Cette scène est pleine de poésie; le robot libère un oiseau et ne tue pas le Blade Runner, parlant d'une manière poétique ; c'est un appel à la vie, à la beauté.

A la fin, le Blade Runner va même finir avec un réplicant qui devient sa petite amie, conduisant dans un paysage pastoral (le film n'est pas clair à ce sujet, mais il y a aussi beaucoup de preuves comme quoi le Blade Runner est lui-même également un « replicant », un robot, sans le savoir).

Il est nécessaire de voir qu'il est triste ici que le film s'éloigne de l'aspect général poétique du roman original, Les Androïdes rêvent-ils de moutons électriques?, de Philip K. Dick.

La nouvelle dépeint en effet un monde où les animaux ont tous été tués, et où les robots cachés sont découverts et tués en raison de leur manque total d'empathie pour les animaux. Il y avait ici la matière pour un véritable conte écologique, ce qui n'a pas été vu à ce moment-là.

Ce qui a peut-être également posé souci fut le conflit d'alors avec Philip K. Dick. Grand auteur de romans pleins de folie et de critique des sociétés bourgeoises, Philip K. Dick était grandement paranoïaque, finissant sa vie croyant qu'il est en communication avec des extraterrestres...

Ce qui ne veut pas dire qu'il a été vendu au capitalisme. Il est intéressant de voir ici qu'il a refusé une offre de 400.000 dollars pour faire une nouvelle à partir du film: « [On m'a] dit que la novélisation pas chère avait comme cible l'audience des jeunes de douze ans. »
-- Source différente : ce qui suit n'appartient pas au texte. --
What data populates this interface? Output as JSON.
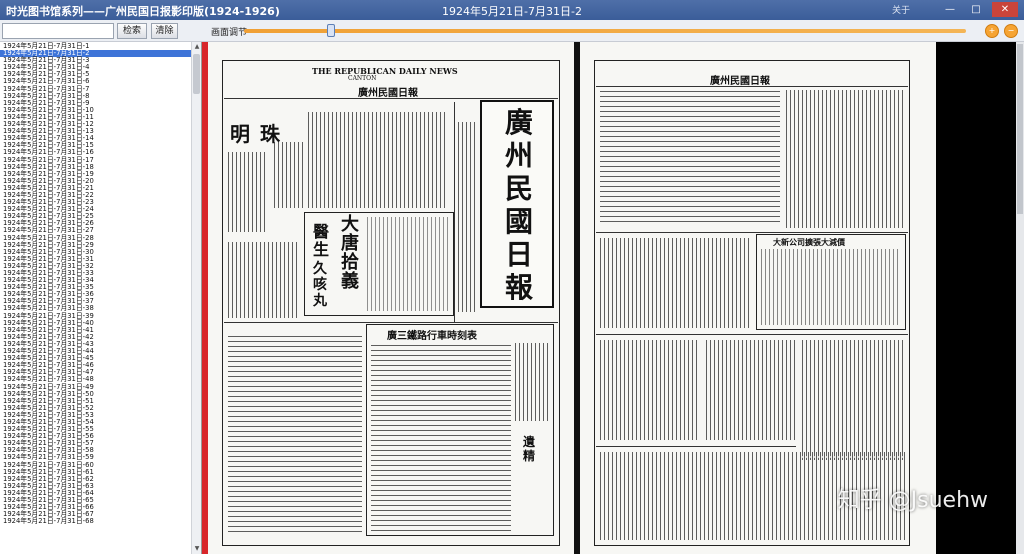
{
  "app": {
    "title": "时光图书馆系列——广州民国日报影印版(1924-1926)",
    "document_title": "1924年5月21日-7月31日-2",
    "about": "关于",
    "controls": {
      "minimize": "—",
      "maximize": "□",
      "close": "✕"
    }
  },
  "toolbar": {
    "search_value": "",
    "search_button": "检索",
    "clear_button": "清除",
    "brightness_label": "画面调节",
    "brightness_level": 0.12,
    "zoom_in_icon": "zoom-in-icon",
    "zoom_out_icon": "zoom-out-icon"
  },
  "file_list": {
    "selected_index": 1,
    "items": [
      "1924年5月21日-7月31日-1",
      "1924年5月21日-7月31日-2",
      "1924年5月21日-7月31日-3",
      "1924年5月21日-7月31日-4",
      "1924年5月21日-7月31日-5",
      "1924年5月21日-7月31日-6",
      "1924年5月21日-7月31日-7",
      "1924年5月21日-7月31日-8",
      "1924年5月21日-7月31日-9",
      "1924年5月21日-7月31日-10",
      "1924年5月21日-7月31日-11",
      "1924年5月21日-7月31日-12",
      "1924年5月21日-7月31日-13",
      "1924年5月21日-7月31日-14",
      "1924年5月21日-7月31日-15",
      "1924年5月21日-7月31日-16",
      "1924年5月21日-7月31日-17",
      "1924年5月21日-7月31日-18",
      "1924年5月21日-7月31日-19",
      "1924年5月21日-7月31日-20",
      "1924年5月21日-7月31日-21",
      "1924年5月21日-7月31日-22",
      "1924年5月21日-7月31日-23",
      "1924年5月21日-7月31日-24",
      "1924年5月21日-7月31日-25",
      "1924年5月21日-7月31日-26",
      "1924年5月21日-7月31日-27",
      "1924年5月21日-7月31日-28",
      "1924年5月21日-7月31日-29",
      "1924年5月21日-7月31日-30",
      "1924年5月21日-7月31日-31",
      "1924年5月21日-7月31日-32",
      "1924年5月21日-7月31日-33",
      "1924年5月21日-7月31日-34",
      "1924年5月21日-7月31日-35",
      "1924年5月21日-7月31日-36",
      "1924年5月21日-7月31日-37",
      "1924年5月21日-7月31日-38",
      "1924年5月21日-7月31日-39",
      "1924年5月21日-7月31日-40",
      "1924年5月21日-7月31日-41",
      "1924年5月21日-7月31日-42",
      "1924年5月21日-7月31日-43",
      "1924年5月21日-7月31日-44",
      "1924年5月21日-7月31日-45",
      "1924年5月21日-7月31日-46",
      "1924年5月21日-7月31日-47",
      "1924年5月21日-7月31日-48",
      "1924年5月21日-7月31日-49",
      "1924年5月21日-7月31日-50",
      "1924年5月21日-7月31日-51",
      "1924年5月21日-7月31日-52",
      "1924年5月21日-7月31日-53",
      "1924年5月21日-7月31日-54",
      "1924年5月21日-7月31日-55",
      "1924年5月21日-7月31日-56",
      "1924年5月21日-7月31日-57",
      "1924年5月21日-7月31日-58",
      "1924年5月21日-7月31日-59",
      "1924年5月21日-7月31日-60",
      "1924年5月21日-7月31日-61",
      "1924年5月21日-7月31日-62",
      "1924年5月21日-7月31日-63",
      "1924年5月21日-7月31日-64",
      "1924年5月21日-7月31日-65",
      "1924年5月21日-7月31日-66",
      "1924年5月21日-7月31日-67",
      "1924年5月21日-7月31日-68"
    ]
  },
  "newspaper": {
    "english_title": "THE REPUBLICAN DAILY NEWS",
    "english_city": "CANTON",
    "header_line": "廣州民國日報",
    "masthead": [
      "廣",
      "州",
      "民",
      "國",
      "日",
      "報"
    ],
    "ad_mingzhu": "明珠",
    "ad_medicine": "大唐拾義",
    "ad_medicine_sub": "醫生",
    "ad_medicine_sub2": "久咳丸",
    "railway_table_title": "廣三鐵路行車時刻表",
    "right_page_notice": "大新公司擴張大減價",
    "right_page_box": "遺精"
  },
  "watermark": "知乎 @Jsuehw"
}
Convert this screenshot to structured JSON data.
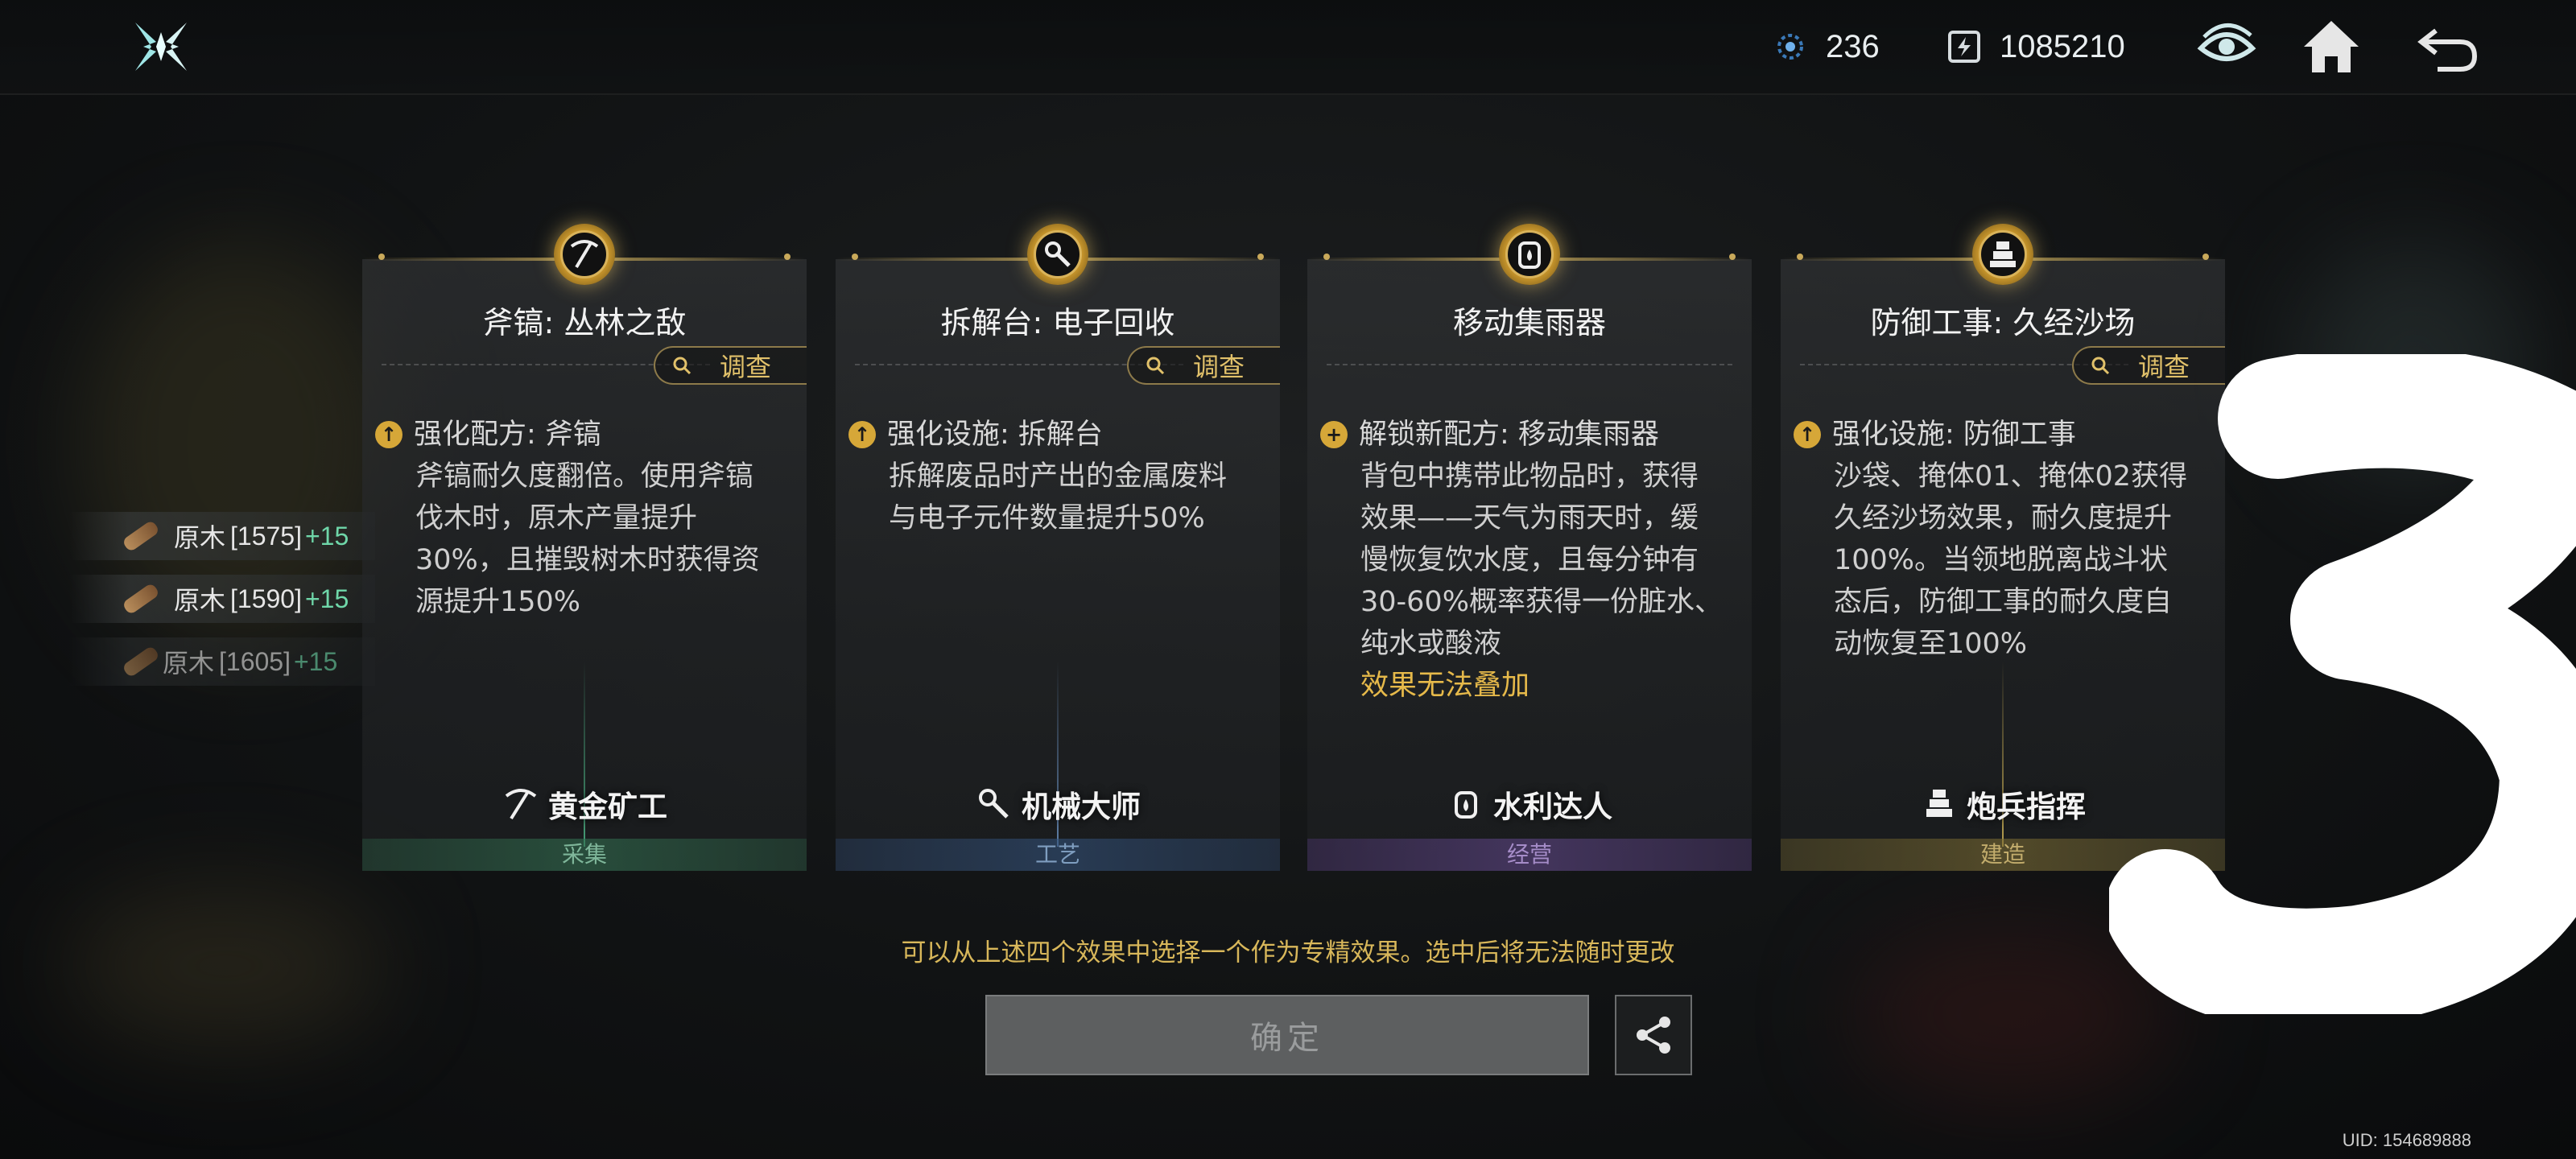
{
  "topbar": {
    "resources": [
      {
        "icon": "energy-crystal-icon",
        "value": "236"
      },
      {
        "icon": "currency-chip-icon",
        "value": "1085210"
      }
    ],
    "buttons": [
      "eye-icon",
      "home-icon",
      "back-icon"
    ]
  },
  "side_resources": [
    {
      "name": "原木",
      "level": "[1575]",
      "bonus": "+15"
    },
    {
      "name": "原木",
      "level": "[1590]",
      "bonus": "+15"
    },
    {
      "name": "原木",
      "level": "[1605]",
      "bonus": "+15"
    }
  ],
  "inspect_label": "调查",
  "cards": [
    {
      "title": "斧镐: 丛林之敌",
      "effect_head": "强化配方: 斧镐",
      "effect_body": "斧镐耐久度翻倍。使用斧镐伐木时，原木产量提升30%，且摧毁树木时获得资源提升150%",
      "warning": "",
      "role": "黄金矿工",
      "category": "采集",
      "accent": "#3f8a6b"
    },
    {
      "title": "拆解台: 电子回收",
      "effect_head": "强化设施: 拆解台",
      "effect_body": "拆解废品时产出的金属废料与电子元件数量提升50%",
      "warning": "",
      "role": "机械大师",
      "category": "工艺",
      "accent": "#4a6f93"
    },
    {
      "title": "移动集雨器",
      "effect_head": "解锁新配方: 移动集雨器",
      "effect_body": "背包中携带此物品时，获得效果——天气为雨天时，缓慢恢复饮水度，且每分钟有30-60%概率获得一份脏水、纯水或酸液",
      "warning": "效果无法叠加",
      "role": "水利达人",
      "category": "经营",
      "accent": "#7a5a9c"
    },
    {
      "title": "防御工事: 久经沙场",
      "effect_head": "强化设施: 防御工事",
      "effect_body": "沙袋、掩体01、掩体02获得久经沙场效果，耐久度提升100%。当领地脱离战斗状态后，防御工事的耐久度自动恢复至100%",
      "warning": "",
      "role": "炮兵指挥",
      "category": "建造",
      "accent": "#a08a3a"
    }
  ],
  "hint": "可以从上述四个效果中选择一个作为专精效果。选中后将无法随时更改",
  "confirm_label": "确定",
  "uid": "UID: 154689888"
}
Malheureusement, il mourut deux mois avant la fin du film. Ce qu'il aurait dit relève de la spéculation.

Mais vu à partir de maintenant, à la fois le roman et le film sont intéressants (contrairement à ce que prétendait en France à ce moment-là Philippe Manoeuvre, qui a totalement rejeté le film dans la revue Métal Hurlant, en disant que ce n'était que des conneries. Ce qui est une plaisanterie quand o connaît Manoeuvre, ridicule présentateur de télévision spécialisé dans le rock old school et vendu à l'industrie de la musique capitaliste, par exemple comme membre du jury pour l'émission de téléréalité la Nouvelle Star).

Les deux traitent de questions importantes, les deux sont modernes. Blade Runner est encore, 30 ans après, une étape importante pour une réflexion sur les méga-villes et les valeurs morales.